Oil has slumped about 46 percent the past year amid speculation a global glut will persist as OPEC continues to pump above its collective quota. The 12-member group meets Dec. 4 in Vienna to discuss the production ceiling as Iran signals its intention to boost output by 1 million barrels a day within five to six months of economic sanctions being removed.
“Any meaningful change from OPEC has to come from the big producers led by Saudi Arabia,” Ric Spooner, a chief analyst at CMC Markets in Sydney, said by phone. “While an increase in Iranian production is not a surprise, it will be a negative when it hits the market.”
OPEC Output
West Texas Intermediate for January delivery dropped as much as 94 cents to $40.96 a barrel on the New York Mercantile Exchange and was at $41.12 at 11:57 a.m.
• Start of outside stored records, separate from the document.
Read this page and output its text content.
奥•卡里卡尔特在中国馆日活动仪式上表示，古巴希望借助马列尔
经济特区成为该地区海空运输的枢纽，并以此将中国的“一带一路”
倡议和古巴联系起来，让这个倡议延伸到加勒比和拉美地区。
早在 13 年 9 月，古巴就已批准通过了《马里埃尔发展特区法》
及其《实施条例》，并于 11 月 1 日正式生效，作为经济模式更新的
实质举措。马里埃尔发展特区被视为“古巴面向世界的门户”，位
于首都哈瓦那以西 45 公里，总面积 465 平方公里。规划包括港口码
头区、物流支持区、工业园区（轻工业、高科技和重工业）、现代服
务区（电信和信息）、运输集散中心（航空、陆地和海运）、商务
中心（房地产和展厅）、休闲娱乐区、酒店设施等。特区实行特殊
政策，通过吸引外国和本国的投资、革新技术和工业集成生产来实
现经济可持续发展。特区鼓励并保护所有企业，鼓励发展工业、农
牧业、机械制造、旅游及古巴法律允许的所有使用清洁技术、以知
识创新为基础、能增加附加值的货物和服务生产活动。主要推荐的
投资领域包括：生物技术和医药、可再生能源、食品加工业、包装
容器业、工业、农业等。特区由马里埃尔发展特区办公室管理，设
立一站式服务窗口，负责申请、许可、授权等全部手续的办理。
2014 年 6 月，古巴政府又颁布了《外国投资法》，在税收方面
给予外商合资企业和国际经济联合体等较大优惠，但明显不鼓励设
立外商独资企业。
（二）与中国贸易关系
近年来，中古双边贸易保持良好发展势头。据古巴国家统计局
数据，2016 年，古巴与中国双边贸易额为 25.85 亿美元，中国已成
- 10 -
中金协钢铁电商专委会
Hong Kong time. The December contract expired Friday after declining 0.4 percent to close at $40.39, the lowest settlement since Aug. 26. The volume of all futures traded was about 83 percent above the 100-day average.
Brent for January settlement fell as much as 62 cents, or 1.4 percent, to $44.04 a barrel on the London-based ICE Futures Europe exchange. The contract rose 48 cents to $44.66 Friday. The European benchmark crude traded at a premium of $3.07 to WTI.
OPEC has pumped above its collective target for the past 17 months, according to data compiled by Bloomberg. Venezuela is urging the group to adopt an “equilibrium price” that covers the cost of new investment in production capacity, Del Pino told reporters in Tehran.
Hedge funds are betting OPEC won’t do anything next month to keep crude oil above $40 a barrel. Money managers’ net-long position in WTI crude fell 17 percent in the week ended Nov. 17 to the lowest in more than two months, data from the U.S. Commodity Futures Trading Commission show.